There are more details at the link. I'm not sure, though, why Gervais is surprised by this result. How many of the mass murderers in the U.S. were either atheists or Islamic terrorists? I would venture to guess that the number is close to 100%. Moreover, those who were not atheists or Muslims I would venture to guess are only nominal theists who at best hold very tenuous, inchoate views about God.

There are two different reasons, in my opinion, why perpetrators of mass evil, at least in this country, are likely to be either atheists or Muslims. In the latter case it's because the perpetrator is convinced, not unreasonably, that the religion to which he is devoted actually encourages the murders of infidels, apostates, Jews, and those who dishonor the family name.

In the former case the reason is not so much that the perpetrator lacks a belief in Divine punishment, although that may be part of it, but rather that an atheist perpetrator has no good reason for thinking that any deed he might perform is morally evil in the first place.

If atheism is true then we're all just highly evolved animals, and there's no moral evil among animals. When a cat kills a mouse, even if the killing is simply gratuitous and unrelated to acquiring food, it's not doing evil. It's just doing what cats do. So it is with human beings. When one man slays another he's just doing what humans have been doing to each other ever since Cain and Abel.

Morality, on atheism, is simply something humans have devised to help them live together in society and avoid constant conflict, but if someone violates society's moral conventions they're not doing something wrong in any ultimately meaningful sense. They're just doing something that other people don't like.

When we condemn a mass killer all we're doing is expressing our disapproval of what the killer did, sort of like when fans at a baseball game boo the umpire, but the umpire who makes a bad call hasn't done anything immoral and neither has the killer. For the killer's act to be immoral he must be accountable to a higher law and a higher judge than merely the laws and judges of human society.
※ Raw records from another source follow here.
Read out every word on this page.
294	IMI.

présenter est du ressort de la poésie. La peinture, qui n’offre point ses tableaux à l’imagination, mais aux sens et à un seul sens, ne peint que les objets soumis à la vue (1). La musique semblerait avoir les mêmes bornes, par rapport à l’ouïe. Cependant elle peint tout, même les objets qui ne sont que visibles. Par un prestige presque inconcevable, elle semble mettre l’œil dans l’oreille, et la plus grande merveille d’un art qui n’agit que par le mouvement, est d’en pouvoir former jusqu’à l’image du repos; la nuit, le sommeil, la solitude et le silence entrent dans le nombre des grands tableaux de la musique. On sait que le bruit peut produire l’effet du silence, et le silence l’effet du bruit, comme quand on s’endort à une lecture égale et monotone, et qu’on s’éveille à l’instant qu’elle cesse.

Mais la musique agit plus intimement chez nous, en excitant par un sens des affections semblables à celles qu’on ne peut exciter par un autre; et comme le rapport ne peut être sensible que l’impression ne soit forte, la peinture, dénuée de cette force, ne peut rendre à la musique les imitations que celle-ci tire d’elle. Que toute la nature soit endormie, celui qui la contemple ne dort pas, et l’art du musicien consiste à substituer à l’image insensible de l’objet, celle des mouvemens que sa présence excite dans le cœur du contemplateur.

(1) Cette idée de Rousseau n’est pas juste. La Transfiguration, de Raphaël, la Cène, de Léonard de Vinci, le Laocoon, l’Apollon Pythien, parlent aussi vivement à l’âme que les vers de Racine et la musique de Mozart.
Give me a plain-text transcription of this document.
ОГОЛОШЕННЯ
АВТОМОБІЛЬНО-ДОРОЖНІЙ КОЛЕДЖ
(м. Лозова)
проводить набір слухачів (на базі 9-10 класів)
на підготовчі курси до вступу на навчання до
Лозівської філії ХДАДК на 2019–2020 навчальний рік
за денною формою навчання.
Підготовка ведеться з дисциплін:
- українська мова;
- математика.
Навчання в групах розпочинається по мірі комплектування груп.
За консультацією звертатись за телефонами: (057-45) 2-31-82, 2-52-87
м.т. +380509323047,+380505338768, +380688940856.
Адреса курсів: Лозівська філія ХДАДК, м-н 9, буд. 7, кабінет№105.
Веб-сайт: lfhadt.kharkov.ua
Thus, the presumption that someone who does evil is likely to be an atheist is a perfectly rational surmise, and the study simply shows that reflective atheists, just like most others, recognize the fact.

A theist, if he's genuinely committed to his belief, knows that if he does a horrible deed he's doing something deeply and genuinely wrong and is betraying both the faith he professes to hold and the God he professes to love. When an atheist does something horrible he has no reason to think he's doing anything wrong or betraying anything at all.

Between the two, then, who is more likely to wreak evil upon others?